Moon Pie thinks she has a babysitter, so she goes out shopping.
And everything is fine for a while, until she realizes THE DINGO STOLE HER BABY and she has to stand in front of the barn and moo and bawl until morning.
Then baby Gingersnap has to move to a temporary confinement so mommy can come into the alleyway on her way to the milking parlor.
This is Moon Pie’s first calf, so she hasn’t been milked before. I hadn’t been planning to milk Moon Pie, but neither one of the “real” milk cows has calved yet, so Moon Pie has to step up to the plate. If I’d been planning to milk her, I would have started training her before she even calved.
It takes me a while to convince Moon Pie to walk into the milking parlor. I’ve just started training her this week, so it’s still new to her. She doesn’t want to walk through the doorway into the milking parlor. I walk around and around her. I put on a lead on her. I push her and shove her and pat her on the bottom and beg a little bit. Then I yell head ’em up, move ’em up, hyah! and she finally walks in there and eats a bit of food I left for her inside the parlor, just far enough in that I can get in behind her and shut the door. I whip the food away from her and talk her into going into the stand and slam down her headlock.
I’m only milking three quarters, to leave some milk for the calf. Moon Pie bucks and bounces around. She doesn’t really want to be there.
Before I release her, I let the calf go. The calf gets all confused and wanders off to the barnyard looking for mommy. (Walking right past the open milking parlor door where mommy is!)
Gingersnap: “Did mommy go into the chicken house? Why?”
Meanwhile, I release Moon Pie and she goes back to the last place she saw Gingersnap to look for her, and gets all confused when she can’t find her.
Valentina and Aranel discuss how glad they are that they’re not cows. (Aranel is looking like a wide spot in the road, isn’t she? She’s due in May.)
I finally get Moon Pie to see her calf.
The world is right again.
Then I milk Valentina.
That’s Cherry hiding up under the food tray in the stand.
And that’s the morning rodeo in the barn! I’m only milking Moon Pie once a day. I’ll separate her and the calf again in the evening so I can milk again in the morning. I’ll keep this up until Glory Bee calves, then I probably won’t keep milking Moon Pie.
I’m pretty sure that’ll make the two of them real happy!

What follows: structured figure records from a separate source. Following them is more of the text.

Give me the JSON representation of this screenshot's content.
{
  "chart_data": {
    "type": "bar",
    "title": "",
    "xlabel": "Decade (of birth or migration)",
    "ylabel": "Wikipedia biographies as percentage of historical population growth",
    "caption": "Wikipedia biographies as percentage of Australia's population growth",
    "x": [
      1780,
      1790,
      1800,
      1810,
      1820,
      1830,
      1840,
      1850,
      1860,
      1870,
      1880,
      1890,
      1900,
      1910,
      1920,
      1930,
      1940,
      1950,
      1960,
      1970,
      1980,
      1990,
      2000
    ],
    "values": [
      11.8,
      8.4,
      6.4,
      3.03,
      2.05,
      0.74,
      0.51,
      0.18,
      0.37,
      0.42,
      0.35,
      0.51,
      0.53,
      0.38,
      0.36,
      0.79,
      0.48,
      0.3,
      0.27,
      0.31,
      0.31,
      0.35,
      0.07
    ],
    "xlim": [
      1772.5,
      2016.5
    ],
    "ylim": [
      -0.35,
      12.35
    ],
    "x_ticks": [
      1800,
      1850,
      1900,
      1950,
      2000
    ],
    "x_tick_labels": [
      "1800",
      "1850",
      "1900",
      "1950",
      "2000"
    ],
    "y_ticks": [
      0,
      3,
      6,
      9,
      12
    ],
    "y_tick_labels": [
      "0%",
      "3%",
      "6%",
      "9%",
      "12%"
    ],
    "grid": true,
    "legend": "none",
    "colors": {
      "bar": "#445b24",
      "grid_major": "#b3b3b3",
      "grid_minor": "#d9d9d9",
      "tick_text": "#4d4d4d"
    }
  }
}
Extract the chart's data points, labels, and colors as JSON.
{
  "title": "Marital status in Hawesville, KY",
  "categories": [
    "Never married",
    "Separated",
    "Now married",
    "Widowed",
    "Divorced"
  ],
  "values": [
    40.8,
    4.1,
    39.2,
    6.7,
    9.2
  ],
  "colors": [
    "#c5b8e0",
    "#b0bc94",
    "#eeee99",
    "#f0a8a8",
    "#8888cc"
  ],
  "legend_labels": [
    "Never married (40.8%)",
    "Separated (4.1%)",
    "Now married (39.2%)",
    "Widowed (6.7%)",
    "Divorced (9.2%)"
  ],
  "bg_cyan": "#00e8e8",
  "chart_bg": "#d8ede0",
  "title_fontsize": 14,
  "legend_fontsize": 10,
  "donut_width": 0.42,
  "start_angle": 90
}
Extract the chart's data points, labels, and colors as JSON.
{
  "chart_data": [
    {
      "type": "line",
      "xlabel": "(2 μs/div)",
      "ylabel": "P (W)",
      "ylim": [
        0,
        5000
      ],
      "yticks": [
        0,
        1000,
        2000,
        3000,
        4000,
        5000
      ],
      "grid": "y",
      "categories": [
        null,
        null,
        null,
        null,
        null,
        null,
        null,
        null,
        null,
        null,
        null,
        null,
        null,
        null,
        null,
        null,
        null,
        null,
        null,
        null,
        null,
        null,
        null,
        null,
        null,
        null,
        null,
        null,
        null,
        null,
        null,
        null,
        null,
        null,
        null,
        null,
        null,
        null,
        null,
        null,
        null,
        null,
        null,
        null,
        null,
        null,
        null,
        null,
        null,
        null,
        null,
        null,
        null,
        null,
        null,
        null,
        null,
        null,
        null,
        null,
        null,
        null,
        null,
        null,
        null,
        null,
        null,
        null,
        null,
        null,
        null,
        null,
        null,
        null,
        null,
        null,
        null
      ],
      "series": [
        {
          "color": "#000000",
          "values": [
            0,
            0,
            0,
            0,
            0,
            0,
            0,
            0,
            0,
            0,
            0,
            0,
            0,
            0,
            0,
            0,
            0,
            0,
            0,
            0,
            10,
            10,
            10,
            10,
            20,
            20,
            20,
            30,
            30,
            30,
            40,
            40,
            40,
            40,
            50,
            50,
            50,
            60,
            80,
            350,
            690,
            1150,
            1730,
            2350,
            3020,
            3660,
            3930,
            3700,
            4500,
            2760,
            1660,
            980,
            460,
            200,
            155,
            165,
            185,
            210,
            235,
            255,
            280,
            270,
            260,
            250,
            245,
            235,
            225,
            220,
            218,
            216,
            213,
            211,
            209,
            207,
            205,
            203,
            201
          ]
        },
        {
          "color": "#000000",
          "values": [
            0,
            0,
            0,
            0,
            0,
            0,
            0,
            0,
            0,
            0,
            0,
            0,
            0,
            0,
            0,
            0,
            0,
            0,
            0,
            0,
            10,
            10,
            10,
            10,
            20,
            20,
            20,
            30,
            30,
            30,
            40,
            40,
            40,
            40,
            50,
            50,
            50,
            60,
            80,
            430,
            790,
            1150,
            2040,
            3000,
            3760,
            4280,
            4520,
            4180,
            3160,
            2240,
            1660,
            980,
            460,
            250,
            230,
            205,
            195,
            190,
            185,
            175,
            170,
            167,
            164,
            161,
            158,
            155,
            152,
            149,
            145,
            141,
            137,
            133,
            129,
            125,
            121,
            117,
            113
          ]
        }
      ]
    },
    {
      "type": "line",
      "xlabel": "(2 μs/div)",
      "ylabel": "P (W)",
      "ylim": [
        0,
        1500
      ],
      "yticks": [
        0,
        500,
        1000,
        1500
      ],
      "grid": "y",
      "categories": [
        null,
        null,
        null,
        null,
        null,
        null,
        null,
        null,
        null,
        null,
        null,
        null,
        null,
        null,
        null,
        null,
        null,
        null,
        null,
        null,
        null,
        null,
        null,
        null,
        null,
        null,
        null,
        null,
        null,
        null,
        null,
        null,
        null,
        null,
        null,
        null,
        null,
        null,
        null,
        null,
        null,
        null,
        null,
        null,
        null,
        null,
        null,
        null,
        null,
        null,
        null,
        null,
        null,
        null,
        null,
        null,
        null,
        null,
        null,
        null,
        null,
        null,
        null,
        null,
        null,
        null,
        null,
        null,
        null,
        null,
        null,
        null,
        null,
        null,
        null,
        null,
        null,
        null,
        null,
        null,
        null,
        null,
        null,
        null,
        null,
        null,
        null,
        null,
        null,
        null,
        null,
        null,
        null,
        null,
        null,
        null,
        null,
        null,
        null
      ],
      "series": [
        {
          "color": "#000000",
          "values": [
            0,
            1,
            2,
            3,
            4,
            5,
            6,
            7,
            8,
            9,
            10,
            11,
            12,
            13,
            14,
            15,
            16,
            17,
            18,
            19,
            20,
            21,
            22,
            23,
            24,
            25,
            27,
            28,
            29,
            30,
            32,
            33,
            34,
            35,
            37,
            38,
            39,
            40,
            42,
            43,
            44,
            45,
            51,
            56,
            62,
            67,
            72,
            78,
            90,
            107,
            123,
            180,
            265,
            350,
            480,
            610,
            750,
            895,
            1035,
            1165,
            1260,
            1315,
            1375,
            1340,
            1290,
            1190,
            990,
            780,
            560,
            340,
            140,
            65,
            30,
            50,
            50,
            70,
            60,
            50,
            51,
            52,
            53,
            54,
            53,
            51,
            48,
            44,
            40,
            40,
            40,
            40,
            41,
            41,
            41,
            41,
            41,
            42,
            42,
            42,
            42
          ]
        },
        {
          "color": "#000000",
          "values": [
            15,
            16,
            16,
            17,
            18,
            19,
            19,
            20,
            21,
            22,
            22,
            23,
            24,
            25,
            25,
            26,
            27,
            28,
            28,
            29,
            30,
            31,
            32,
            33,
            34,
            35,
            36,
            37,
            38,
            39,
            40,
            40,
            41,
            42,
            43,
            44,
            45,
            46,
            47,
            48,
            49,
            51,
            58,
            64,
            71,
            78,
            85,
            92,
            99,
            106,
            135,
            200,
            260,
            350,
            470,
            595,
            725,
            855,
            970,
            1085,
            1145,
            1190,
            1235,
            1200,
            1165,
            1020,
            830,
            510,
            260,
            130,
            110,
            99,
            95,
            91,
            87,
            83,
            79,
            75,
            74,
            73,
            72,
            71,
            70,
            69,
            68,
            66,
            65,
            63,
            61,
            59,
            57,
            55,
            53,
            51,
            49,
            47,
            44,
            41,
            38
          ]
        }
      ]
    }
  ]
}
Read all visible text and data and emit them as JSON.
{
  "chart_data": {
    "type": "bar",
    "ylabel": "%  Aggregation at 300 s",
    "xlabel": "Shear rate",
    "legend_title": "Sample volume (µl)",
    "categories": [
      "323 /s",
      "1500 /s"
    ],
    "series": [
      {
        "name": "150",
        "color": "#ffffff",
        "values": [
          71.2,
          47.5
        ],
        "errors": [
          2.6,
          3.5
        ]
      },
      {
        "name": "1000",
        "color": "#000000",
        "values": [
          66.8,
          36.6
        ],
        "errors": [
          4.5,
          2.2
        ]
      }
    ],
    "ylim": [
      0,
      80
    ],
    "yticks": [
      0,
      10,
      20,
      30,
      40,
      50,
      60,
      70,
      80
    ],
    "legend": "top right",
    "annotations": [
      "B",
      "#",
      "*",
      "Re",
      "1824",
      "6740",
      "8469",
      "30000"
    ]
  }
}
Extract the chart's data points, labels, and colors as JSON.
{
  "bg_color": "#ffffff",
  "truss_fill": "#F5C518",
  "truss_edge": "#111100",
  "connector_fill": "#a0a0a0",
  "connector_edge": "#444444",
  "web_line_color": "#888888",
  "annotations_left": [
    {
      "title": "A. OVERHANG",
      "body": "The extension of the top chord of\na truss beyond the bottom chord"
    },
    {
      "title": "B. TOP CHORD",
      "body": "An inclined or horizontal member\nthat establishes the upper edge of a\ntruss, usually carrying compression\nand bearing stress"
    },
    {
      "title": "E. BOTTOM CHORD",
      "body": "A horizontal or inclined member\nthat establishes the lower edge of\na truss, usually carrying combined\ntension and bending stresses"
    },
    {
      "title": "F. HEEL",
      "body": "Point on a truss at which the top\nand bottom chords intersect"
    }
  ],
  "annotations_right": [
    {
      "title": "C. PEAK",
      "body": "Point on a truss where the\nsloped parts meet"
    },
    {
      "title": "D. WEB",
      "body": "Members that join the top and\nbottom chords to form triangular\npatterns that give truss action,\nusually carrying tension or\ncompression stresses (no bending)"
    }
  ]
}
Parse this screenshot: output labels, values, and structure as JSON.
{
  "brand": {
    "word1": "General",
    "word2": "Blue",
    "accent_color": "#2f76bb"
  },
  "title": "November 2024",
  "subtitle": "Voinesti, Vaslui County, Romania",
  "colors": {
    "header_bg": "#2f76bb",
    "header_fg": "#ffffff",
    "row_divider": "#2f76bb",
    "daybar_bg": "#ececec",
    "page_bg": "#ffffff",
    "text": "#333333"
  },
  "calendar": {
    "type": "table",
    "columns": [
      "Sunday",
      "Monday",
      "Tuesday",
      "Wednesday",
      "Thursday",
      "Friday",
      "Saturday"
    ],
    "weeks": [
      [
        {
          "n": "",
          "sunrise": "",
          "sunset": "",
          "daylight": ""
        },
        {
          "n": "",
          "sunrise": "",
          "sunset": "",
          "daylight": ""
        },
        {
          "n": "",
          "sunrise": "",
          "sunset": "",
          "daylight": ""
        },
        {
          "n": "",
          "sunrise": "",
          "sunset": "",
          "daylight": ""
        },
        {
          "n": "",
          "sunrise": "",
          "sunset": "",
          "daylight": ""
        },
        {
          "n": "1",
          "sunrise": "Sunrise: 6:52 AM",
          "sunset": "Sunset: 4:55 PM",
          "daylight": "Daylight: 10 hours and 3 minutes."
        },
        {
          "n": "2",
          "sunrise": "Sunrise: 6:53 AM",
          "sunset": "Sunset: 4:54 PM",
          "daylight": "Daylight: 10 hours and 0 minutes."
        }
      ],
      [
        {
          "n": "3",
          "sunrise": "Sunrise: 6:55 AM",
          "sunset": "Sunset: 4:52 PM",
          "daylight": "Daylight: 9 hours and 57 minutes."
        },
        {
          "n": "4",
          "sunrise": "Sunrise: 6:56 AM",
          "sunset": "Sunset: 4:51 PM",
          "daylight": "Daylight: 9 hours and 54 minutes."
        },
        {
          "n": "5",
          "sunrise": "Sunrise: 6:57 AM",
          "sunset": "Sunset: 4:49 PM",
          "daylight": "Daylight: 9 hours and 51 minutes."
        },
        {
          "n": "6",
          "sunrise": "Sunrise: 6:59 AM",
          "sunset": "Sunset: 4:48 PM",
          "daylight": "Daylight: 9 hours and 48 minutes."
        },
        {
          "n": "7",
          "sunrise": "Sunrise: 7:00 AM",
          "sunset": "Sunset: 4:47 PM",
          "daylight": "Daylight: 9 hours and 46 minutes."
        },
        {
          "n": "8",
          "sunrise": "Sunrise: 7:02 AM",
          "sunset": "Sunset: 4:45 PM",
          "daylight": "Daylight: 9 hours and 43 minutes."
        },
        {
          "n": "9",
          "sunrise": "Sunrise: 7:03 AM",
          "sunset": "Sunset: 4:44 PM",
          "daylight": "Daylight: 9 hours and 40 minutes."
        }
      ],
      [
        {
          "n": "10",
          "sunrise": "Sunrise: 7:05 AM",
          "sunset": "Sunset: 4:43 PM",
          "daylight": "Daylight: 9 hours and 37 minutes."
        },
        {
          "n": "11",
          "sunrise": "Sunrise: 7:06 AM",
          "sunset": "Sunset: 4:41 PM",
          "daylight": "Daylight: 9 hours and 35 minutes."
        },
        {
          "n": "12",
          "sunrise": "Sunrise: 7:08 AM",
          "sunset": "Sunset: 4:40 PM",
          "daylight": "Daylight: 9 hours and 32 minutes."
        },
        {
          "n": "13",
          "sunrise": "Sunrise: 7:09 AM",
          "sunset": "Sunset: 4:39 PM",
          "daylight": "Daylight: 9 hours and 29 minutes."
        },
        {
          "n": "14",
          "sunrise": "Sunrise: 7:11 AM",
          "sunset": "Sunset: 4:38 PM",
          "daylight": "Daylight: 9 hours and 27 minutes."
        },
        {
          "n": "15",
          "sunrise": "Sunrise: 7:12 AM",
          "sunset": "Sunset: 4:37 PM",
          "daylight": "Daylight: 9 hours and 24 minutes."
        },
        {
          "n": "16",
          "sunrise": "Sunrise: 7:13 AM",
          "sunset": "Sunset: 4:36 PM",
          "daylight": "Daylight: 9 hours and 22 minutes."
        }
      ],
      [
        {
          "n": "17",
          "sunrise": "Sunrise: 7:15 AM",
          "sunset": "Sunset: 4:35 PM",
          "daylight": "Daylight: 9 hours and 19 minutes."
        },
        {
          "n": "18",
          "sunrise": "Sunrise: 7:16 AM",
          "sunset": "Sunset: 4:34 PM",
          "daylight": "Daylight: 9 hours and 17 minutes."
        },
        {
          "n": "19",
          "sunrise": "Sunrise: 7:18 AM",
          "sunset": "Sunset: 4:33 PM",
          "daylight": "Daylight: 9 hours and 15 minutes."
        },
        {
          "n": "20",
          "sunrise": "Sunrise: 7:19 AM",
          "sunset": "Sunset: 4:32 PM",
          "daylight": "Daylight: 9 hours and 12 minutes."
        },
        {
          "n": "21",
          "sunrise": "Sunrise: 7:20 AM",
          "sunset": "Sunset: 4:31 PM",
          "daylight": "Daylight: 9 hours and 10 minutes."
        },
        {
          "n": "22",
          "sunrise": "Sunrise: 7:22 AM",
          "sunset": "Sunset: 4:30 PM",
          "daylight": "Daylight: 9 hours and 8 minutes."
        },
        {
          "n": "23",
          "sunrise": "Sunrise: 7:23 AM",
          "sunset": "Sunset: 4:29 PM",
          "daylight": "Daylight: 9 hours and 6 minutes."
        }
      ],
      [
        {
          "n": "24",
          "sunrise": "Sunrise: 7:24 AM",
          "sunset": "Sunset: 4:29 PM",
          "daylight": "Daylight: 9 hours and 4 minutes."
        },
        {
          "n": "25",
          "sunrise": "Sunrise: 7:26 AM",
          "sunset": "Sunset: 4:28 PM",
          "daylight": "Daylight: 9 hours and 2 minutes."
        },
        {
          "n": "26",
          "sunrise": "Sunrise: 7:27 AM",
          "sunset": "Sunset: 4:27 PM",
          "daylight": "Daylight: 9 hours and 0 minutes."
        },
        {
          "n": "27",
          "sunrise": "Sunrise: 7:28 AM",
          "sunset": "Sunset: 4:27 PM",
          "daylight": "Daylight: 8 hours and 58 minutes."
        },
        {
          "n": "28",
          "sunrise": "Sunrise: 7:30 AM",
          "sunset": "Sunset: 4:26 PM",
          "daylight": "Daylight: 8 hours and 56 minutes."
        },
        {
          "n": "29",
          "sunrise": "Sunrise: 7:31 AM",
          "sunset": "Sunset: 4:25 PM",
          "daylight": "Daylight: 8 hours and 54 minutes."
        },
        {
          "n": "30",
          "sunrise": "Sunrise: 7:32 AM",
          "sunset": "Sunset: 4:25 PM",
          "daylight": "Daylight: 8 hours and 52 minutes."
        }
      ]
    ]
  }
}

You have a great life! Thanks for sharing it with us….question on the milking: how do you know when you have three-quarters of the milk? Since you haven’t milked MP before are you just guessing when to stop the milking process, like after a half-gallon or 3/4 gallon?
On April 19, 2016 at 1:17 pm
Suzanne McMinn says:
What I meant by three quarters is that a cow’s udder has four quarters. Each quarter has a teat. I only put the milking machine on three of her teats. I left the other teat alone, for the calf to have it.
On April 19, 2016 at 1:41 pm
Loved, loved your milking rodeo!
On April 19, 2016 at 2:12 pm
:moo: :happyfeet: :moo: Loving the rodeo post! Looking forward to more littles 🙂
On April 19, 2016 at 3:02 pm
Getting some exercise there! Had to laugh at the dingo part, we say that here too. 😉
On April 20, 2016 at 6:50 am
Gingersnap is the cutest baby! Love your barnyard stories. I always learn something new!! 🙂
On April 20, 2016 at 3:27 pm
Cheryl LeMay says:
How much milk does MP give? Is it very rich? I love the cookie names you’ve given the calves.